What would you guys say is the best base for a swing set these days? Should I just use regular bagged mulch from the box stores? Or would sand be a better option?


----------



## stotea (Jul 31, 2017)

Mulch will need to be replenished periodically, whereas sand mostly a one-and-done. Mulch also has the chance of giving splinters. Sometimes cats think sandboxes are giant litter boxes, though. When I was a child and still today as a tall child, I prefer sand simply because playing with trucks in a sandbox is awesome. :mrgreen:


----------



## LIgrass (May 26, 2017)

Cool thanks. The set is being installed this weekend. Should I put the material down before or after install ?


----------



## ctrav (Aug 18, 2018)

Rubber mulch last longer and cushions the fall . Not to mention critters and cats love the sand.
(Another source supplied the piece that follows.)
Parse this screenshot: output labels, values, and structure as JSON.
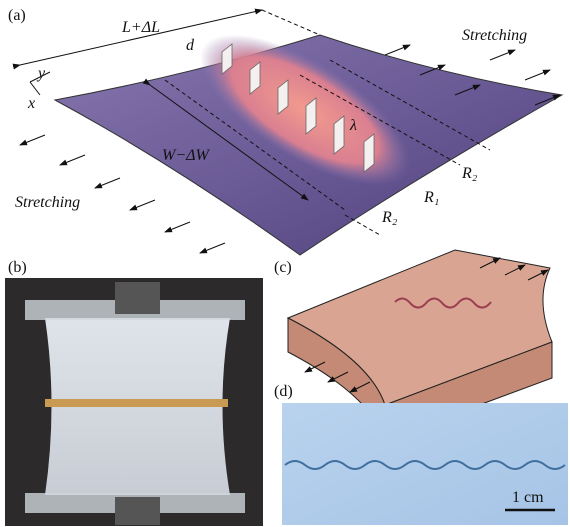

https://www.lowes.com/pd/Rubberific-0-8-cu-ft-Dark-Brown-Rubber-Mulch/3199901


----------



## TN Hawkeye (May 7, 2018)

ctrav said:


> Rubber mulch last longer and cushions the fall . Not to mention critters and cats love the sand.
> 
> https://www.lowes.com/pd/Rubberific-0-8-cu-ft-Dark-Brown-Rubber-Mulch/3199901


I used rubber mulch under the playset I built at our old house. It is expensive but really was nice. You have to watch for metal though. Where they grind up the tires sometimes some of the metal webbing will get left in the mix. It can get a little hot during the summer too. If I had to do it again I would probably use something other than rubber. It takes a lot to get the 6" depth they recommend.


----------



## stotea (Jul 31, 2017)

LIgrass said:


> Cool thanks. The set is being installed this weekend. Should I put the material down before or after install ?


Definitely after. The set will need to be anchored into the ground.


----------